Saturday, May 5, 2012

Li-Fi


Li-Fi

What is Li-Fi?


Li-Fi is a term often used to describe Visible Light Communications technology applied to high speed wireless communications.

It acquired this name due to the similarity to Wi-Fi, only using light instead of radio.
Wi-Fi is great for general wireless coverage within buildings, and Li-Fi is ideal for high density wireless data coverage in confined areas and for relieving radio interference issues, so the two technologies can be considered complimentary.

Image from Wired UK Feb 2012
Li-Fi is typically implemented using white LED light bulbs at the downlink transmitter.  These devices are normally used for illumination only by applying a constant current.  However, by fast and subtle variations of the current, the optical output can be made to vary at extremely high speeds. Unseen by the human eye, this variation is used to carry high speed data.

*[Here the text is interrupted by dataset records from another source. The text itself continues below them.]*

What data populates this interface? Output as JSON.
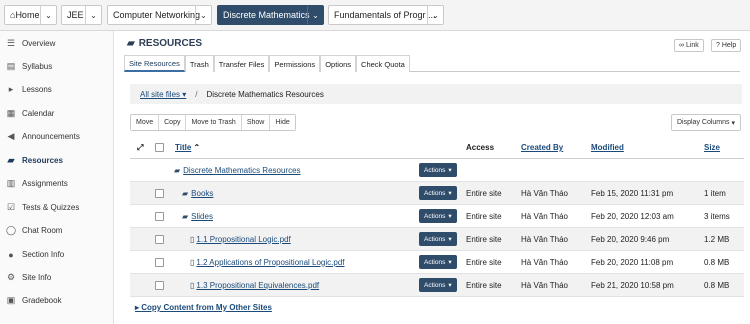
{
  "topnav": {
    "home": "Home",
    "sites": [
      {
        "label": "JEE"
      },
      {
        "label": "Computer Networking"
      },
      {
        "label": "Discrete Mathematics"
      },
      {
        "label": "Fundamentals of Progr ..."
      }
    ]
  },
  "sidebar": {
    "items": [
      {
        "label": "Overview",
        "icon": "overview-icon"
      },
      {
        "label": "Syllabus",
        "icon": "syllabus-icon"
      },
      {
        "label": "Lessons",
        "icon": "lessons-icon"
      },
      {
        "label": "Calendar",
        "icon": "calendar-icon"
      },
      {
        "label": "Announcements",
        "icon": "megaphone-icon"
      },
      {
        "label": "Resources",
        "icon": "folder-open-icon"
      },
      {
        "label": "Assignments",
        "icon": "assignments-icon"
      },
      {
        "label": "Tests & Quizzes",
        "icon": "checkbox-icon"
      },
      {
        "label": "Chat Room",
        "icon": "chat-icon"
      },
      {
        "label": "Section Info",
        "icon": "user-icon"
      },
      {
        "label": "Site Info",
        "icon": "gear-icon"
      },
      {
        "label": "Gradebook",
        "icon": "gradebook-icon"
      }
    ]
  },
  "main": {
    "title": "RESOURCES",
    "link_label": "Link",
    "help_label": "Help",
    "tabs": [
      {
        "label": "Site Resources"
      },
      {
        "label": "Trash"
      },
      {
        "label": "Transfer Files"
      },
      {
        "label": "Permissions"
      },
      {
        "label": "Options"
      },
      {
        "label": "Check Quota"
      }
    ],
    "breadcrumb": {
      "root": "All site files",
      "current": "Discrete Mathematics Resources"
    },
    "action_buttons": {
      "move": "Move",
      "copy": "Copy",
      "trash": "Move to Trash",
      "show": "Show",
      "hide": "Hide"
    },
    "display_columns": "Display Columns",
    "table": {
      "headers": {
        "title": "Title",
        "access": "Access",
        "created_by": "Created By",
        "modified": "Modified",
        "size": "Size"
      },
      "actions_label": "Actions",
      "root_row": {
        "title": "Discrete Mathematics Resources"
      },
      "rows": [
        {
          "title": "Books",
          "type": "folder",
          "access": "Entire site",
          "created_by": "Hà Văn Tháo",
          "modified": "Feb 15, 2020 11:31 pm",
          "size": "1 item"
        },
        {
          "title": "Slides",
          "type": "folder",
          "access": "Entire site",
          "created_by": "Hà Văn Tháo",
          "modified": "Feb 20, 2020 12:03 am",
          "size": "3 items"
        },
        {
          "title": "1.1 Propositional Logic.pdf",
          "type": "file",
          "access": "Entire site",
          "created_by": "Hà Văn Tháo",
          "modified": "Feb 20, 2020 9:46 pm",
          "size": "1.2 MB"
        },
        {
          "title": "1.2 Applications of Propositional Logic.pdf",
          "type": "file",
          "access": "Entire site",
          "created_by": "Hà Văn Tháo",
          "modified": "Feb 20, 2020 11:08 pm",
          "size": "0.8 MB"
        },
        {
          "title": "1.3 Propositional Equivalences.pdf",
          "type": "file",
          "access": "Entire site",
          "created_by": "Hà Văn Tháo",
          "modified": "Feb 21, 2020 10:58 pm",
          "size": "0.8 MB"
        }
      ]
    },
    "copy_content": "Copy Content from My Other Sites"
  }
}
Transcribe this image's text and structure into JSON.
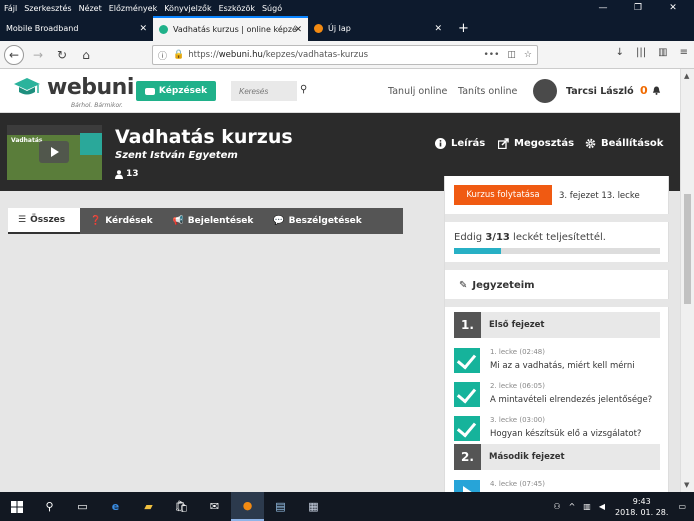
{
  "menubar": {
    "items": [
      "Fájl",
      "Szerkesztés",
      "Nézet",
      "Előzmények",
      "Könyvjelzők",
      "Eszközök",
      "Súgó"
    ]
  },
  "tabs": [
    {
      "title": "Mobile Broadband"
    },
    {
      "title": "Vadhatás kurzus | online képzé"
    },
    {
      "title": "Új lap"
    }
  ],
  "urlbar": {
    "prefix": "https://",
    "host": "webuni.hu",
    "path": "/kepzes/vadhatas-kurzus",
    "more": "•••"
  },
  "header": {
    "logo_text": "webuni",
    "slogan": "Bárhol. Bármikor.",
    "courses_button": "Képzések",
    "search_placeholder": "Keresés",
    "link_learn": "Tanulj online",
    "link_teach": "Taníts online",
    "user_name": "Tarcsi László",
    "notifications": "0"
  },
  "course": {
    "thumb_label": "Vadhatás",
    "title": "Vadhatás kurzus",
    "subtitle": "Szent István Egyetem",
    "enrolled": "13",
    "actions": {
      "description": "Leírás",
      "share": "Megosztás",
      "settings": "Beállítások"
    }
  },
  "filters": {
    "all": "Összes",
    "questions": "Kérdések",
    "announcements": "Bejelentések",
    "discussions": "Beszélgetések"
  },
  "panel": {
    "continue_button": "Kurzus folytatása",
    "continue_location": "3. fejezet 13. lecke",
    "progress_prefix": "Eddig ",
    "progress_value": "3/13",
    "progress_suffix": " leckét teljesítettél.",
    "progress_fraction": 0.23,
    "notes_label": "Jegyzeteim",
    "chapters": [
      {
        "num": "1.",
        "title": "Első fejezet"
      },
      {
        "num": "2.",
        "title": "Második fejezet"
      }
    ],
    "lessons": [
      {
        "meta": "1. lecke (02:48)",
        "title": "Mi az a vadhatás, miért kell mérni"
      },
      {
        "meta": "2. lecke (06:05)",
        "title": "A mintavételi elrendezés jelentősége?"
      },
      {
        "meta": "3. lecke (03:00)",
        "title": "Hogyan készítsük elő a vizsgálatot?"
      },
      {
        "meta": "4. lecke (07:45)",
        "title": ""
      }
    ]
  },
  "taskbar": {
    "time": "9:43",
    "date": "2018. 01. 28."
  },
  "colors": {
    "brand_green": "#20b18a",
    "orange": "#f05a12",
    "teal_check": "#16b39b",
    "progress_blue": "#27b0c5"
  }
}
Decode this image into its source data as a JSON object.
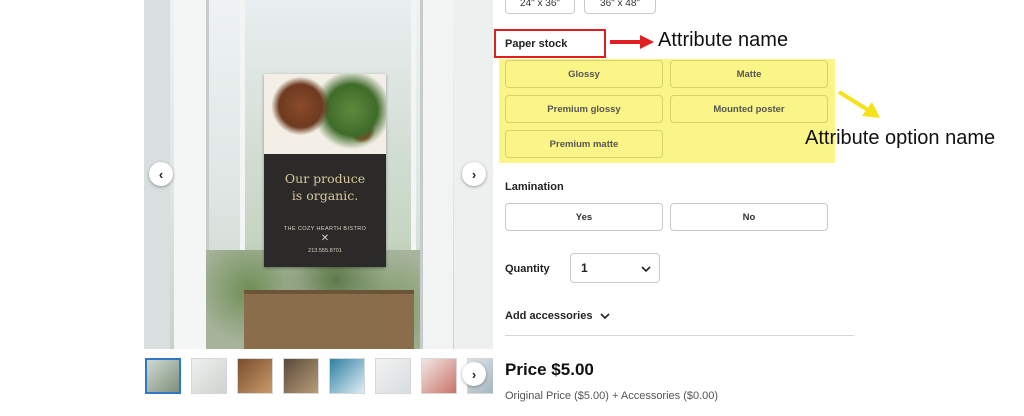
{
  "sizes": [
    "24\" x 36\"",
    "36\" x 48\""
  ],
  "poster": {
    "headline_1": "Our produce",
    "headline_2": "is organic.",
    "business": "THE COZY HEARTH BISTRO",
    "phone": "213.555.8701"
  },
  "thumbnail_count": 8,
  "paper_stock": {
    "label": "Paper stock",
    "options": [
      "Glossy",
      "Matte",
      "Premium glossy",
      "Mounted poster",
      "Premium matte"
    ]
  },
  "lamination": {
    "label": "Lamination",
    "options": [
      "Yes",
      "No"
    ]
  },
  "quantity": {
    "label": "Quantity",
    "value": "1"
  },
  "accessories": {
    "label": "Add accessories"
  },
  "price": {
    "text": "Price $5.00",
    "breakdown": "Original Price ($5.00) + Accessories ($0.00)"
  },
  "annotations": {
    "attribute_name": "Attribute name",
    "attribute_option_name": "Attribute option name"
  },
  "colors": {
    "highlight": "#fbf587",
    "annotation_red": "#e02020",
    "annotation_yellow": "#f5e21a",
    "thumb_active": "#2e78c7"
  },
  "icons": {
    "gallery_prev": "chevron-left-icon",
    "gallery_next": "chevron-right-icon",
    "quantity": "chevron-down-icon",
    "accessories": "chevron-down-icon"
  }
}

Why you need to get a Li-Fi!

Radio spectrum is congested but the demand for wireless data doubles each year.  Everything, it seems, wants to use wireless data but the capacity is drying up.  Wireless radio frequencies are getting higher, complexities are growing and RF interference continues to grow. So what can carry this excess demand in the future?
The solution is Li-Fi. Direct modulation of LED devices is a low cost, secure, and safe way to transmit data, and there is an abundance of free visible light spectrum.  High intensity LEDs used in light bulbs, flash lights and cameras can transmit very high data rates, faster than Wi-Fi!

Will Li-Fi be the new Wi-Fi?

FLICKERING lights are annoying but they may have an upside. Visible light communication (VLC) uses rapid pulses of light to transmit information wirelessly. Now it may be ready to compete with conventional Wi-Fi.
"At the heart of this technology is a new generation of high-brightness light-emitting diodes," says Harald Haas from the University of Edinburgh, UK. "Very simply, if the LED is on, you transmit a digital 1, if it's off you transmit a 0," Haas says. "They can be switched on and off very quickly, which gives nice opportunities for transmitting data."
It is possible to encode data in the light by varying the rate at which the LEDs flicker on and off to give different strings of 1s and 0s. The LED intensity is modulated so rapidly that human eyes cannot notice, so the output appears constant.
More sophisticated techniques could dramatically increase VLC data rates. Teams at the University of Oxford and the University of Edinburgh are focusing on parallel data transmission using arrays of LEDs, where each LED transmits a different data stream. Other groups are using mixtures of red, green and blue LEDs to alter the light's frequency, with each frequency encoding a different data channel.
Li-Fi, as it has been dubbed, has already achieved blisteringly high speeds in the lab. Researchers at the Heinrich Hertz Institute in Berlin, Germany, have reached data rates of over 500 megabytes per second using a standard white-light LED. Haas has set up a spin-off firm to sell a consumer VLC transmitter that is due for launch next year. It is capable of transmitting data at 100 MB/s - faster than most UK broadband connections.
Once established, VLC could solve some major communication problems. In 2009, the US Federal Communications Commission warned of a looming spectrum crisis: because our mobile devices are so data-hungry we will soon run out of radio-frequency bandwidth. Li-Fi could free up bandwidth, especially as much of the infrastructure is already in place.
"There are around 14 billion light bulbs worldwide, they just need to be replaced with LED ones that transmit data," says Haas. "We reckon VLC is a factor of ten cheaper than Wi-Fi." Because it uses light rather than radio-frequency signals, VLC could be used safely in aircraft, integrated into medical devices and hospitals where Wi-Fi is banned, or even underwater, where Wi-Fi doesn't work at all.
"The time is right for VLC, I strongly believe that," says Haas, who presented his work at TED Global in Edinburgh last week.
But some sound a cautious note about VLC's prospects. It only works in direct line of sight, for example, although this also makes it harder to intercept than Wi-Fi. "There has been a lot of early hype, and there are some very good applications," says Mark Leeson from the University of Warwick, UK. But I'm doubtful it's a panacea. This isn't technology without a point, but I don't think it sweeps all before it, either.